Initially, the DPC aimed to force Meta to suspend the data transfers, questioning the appropriateness of a fine exceeding its powers.

However, the Concerned Supervisory Authorities (CSAs), comprising peer regulators from EU member states, disagreed. Consequently, the DPC referred the matter to the EDPB, which ultimately ruled in favor of suspending future data transfers to the United States and imposing the hefty fine.

Clegg and Newstead expressed concerns about the EDPB's decision, suggesting that it raised serious questions. They argued that the US had made significant efforts to align with European rules through recent reforms, while data transfers to other countries, such as China, continued without similar scrutiny.
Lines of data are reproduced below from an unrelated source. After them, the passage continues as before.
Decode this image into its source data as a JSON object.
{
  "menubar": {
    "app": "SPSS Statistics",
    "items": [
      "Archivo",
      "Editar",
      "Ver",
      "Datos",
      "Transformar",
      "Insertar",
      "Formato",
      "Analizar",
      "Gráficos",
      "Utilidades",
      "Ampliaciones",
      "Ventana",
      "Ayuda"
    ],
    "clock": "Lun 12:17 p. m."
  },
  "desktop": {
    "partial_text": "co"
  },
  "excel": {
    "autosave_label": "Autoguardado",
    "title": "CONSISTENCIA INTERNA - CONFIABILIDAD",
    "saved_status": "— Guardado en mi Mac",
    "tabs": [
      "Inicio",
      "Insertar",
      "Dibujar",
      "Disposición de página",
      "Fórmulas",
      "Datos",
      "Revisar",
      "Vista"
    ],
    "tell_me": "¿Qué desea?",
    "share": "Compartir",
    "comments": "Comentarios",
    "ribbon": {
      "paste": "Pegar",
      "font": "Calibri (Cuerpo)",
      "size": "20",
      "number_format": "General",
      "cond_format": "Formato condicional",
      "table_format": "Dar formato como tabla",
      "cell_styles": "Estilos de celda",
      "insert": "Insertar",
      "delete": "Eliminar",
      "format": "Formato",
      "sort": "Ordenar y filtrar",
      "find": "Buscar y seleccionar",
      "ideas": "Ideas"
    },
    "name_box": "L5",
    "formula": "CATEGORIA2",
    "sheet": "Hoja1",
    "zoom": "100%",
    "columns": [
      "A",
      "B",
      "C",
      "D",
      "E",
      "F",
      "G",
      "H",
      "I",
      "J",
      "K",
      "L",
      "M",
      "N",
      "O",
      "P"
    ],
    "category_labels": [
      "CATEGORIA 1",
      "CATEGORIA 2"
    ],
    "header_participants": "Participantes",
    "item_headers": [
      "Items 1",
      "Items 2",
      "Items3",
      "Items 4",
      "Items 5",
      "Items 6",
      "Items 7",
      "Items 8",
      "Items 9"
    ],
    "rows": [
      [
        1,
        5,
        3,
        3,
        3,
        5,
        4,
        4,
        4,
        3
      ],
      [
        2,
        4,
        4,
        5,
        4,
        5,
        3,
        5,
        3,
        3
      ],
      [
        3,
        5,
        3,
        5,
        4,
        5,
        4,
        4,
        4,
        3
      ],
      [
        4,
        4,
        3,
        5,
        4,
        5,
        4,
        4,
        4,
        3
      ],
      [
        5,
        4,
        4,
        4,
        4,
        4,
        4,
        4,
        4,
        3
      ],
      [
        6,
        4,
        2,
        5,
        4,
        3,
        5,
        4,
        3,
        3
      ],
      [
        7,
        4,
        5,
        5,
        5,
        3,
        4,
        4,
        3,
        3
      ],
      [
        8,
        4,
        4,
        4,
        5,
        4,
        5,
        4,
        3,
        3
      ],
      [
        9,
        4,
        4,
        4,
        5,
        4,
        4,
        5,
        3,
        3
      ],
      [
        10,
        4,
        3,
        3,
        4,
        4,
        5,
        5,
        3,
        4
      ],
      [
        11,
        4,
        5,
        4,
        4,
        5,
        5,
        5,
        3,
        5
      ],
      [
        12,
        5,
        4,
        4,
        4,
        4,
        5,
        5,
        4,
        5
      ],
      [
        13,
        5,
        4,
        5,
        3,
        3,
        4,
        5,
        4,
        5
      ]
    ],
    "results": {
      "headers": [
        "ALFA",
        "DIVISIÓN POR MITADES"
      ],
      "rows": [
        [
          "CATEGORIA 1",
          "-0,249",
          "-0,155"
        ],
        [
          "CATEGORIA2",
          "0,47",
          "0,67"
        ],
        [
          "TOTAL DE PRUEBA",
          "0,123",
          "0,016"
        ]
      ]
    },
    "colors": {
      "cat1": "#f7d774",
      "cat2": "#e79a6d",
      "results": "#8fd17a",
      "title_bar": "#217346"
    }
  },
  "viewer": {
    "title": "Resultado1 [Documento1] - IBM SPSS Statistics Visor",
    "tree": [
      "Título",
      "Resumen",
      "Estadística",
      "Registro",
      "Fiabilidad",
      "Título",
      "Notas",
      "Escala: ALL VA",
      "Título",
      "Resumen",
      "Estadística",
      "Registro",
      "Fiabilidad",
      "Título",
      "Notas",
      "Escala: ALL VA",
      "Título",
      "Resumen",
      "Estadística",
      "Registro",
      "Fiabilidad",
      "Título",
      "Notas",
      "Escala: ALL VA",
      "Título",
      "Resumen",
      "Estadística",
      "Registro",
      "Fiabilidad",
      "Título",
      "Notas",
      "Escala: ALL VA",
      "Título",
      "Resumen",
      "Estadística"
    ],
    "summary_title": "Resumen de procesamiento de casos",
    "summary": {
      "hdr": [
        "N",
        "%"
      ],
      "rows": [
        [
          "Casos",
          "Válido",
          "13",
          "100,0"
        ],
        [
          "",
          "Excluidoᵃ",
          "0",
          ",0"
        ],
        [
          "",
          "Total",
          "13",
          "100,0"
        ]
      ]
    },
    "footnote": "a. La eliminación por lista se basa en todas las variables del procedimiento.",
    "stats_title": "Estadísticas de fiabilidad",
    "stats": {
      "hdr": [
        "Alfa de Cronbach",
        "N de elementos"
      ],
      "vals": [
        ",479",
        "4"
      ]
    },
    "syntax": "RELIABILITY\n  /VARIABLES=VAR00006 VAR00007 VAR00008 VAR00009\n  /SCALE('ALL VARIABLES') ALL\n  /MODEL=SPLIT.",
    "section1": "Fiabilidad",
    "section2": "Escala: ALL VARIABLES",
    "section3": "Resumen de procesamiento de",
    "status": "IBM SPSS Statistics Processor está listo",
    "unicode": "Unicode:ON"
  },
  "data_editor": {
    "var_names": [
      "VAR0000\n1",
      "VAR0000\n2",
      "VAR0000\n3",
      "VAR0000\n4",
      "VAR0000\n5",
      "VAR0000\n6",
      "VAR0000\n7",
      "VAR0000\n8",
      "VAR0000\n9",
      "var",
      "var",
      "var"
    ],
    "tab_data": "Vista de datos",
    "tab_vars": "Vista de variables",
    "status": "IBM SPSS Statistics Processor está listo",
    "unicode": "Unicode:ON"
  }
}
This latest fine adds to the growing list of penalties imposed on Meta by EU regulators for data breaches involving its platforms, including Instagram, WhatsApp, and Facebook. It marks the third fine Meta has received in the EU this year and the fourth within the past six months.

Last year, Amazon faced a substantial fine of €746 million in Luxembourg for violating the EU's General Data Protection Regulation (GDPR).

Despite the fine, Meta's operations in Europe remain unaffected for the time being. The company's legal battle against the decision is expected to unfold through the appeals process.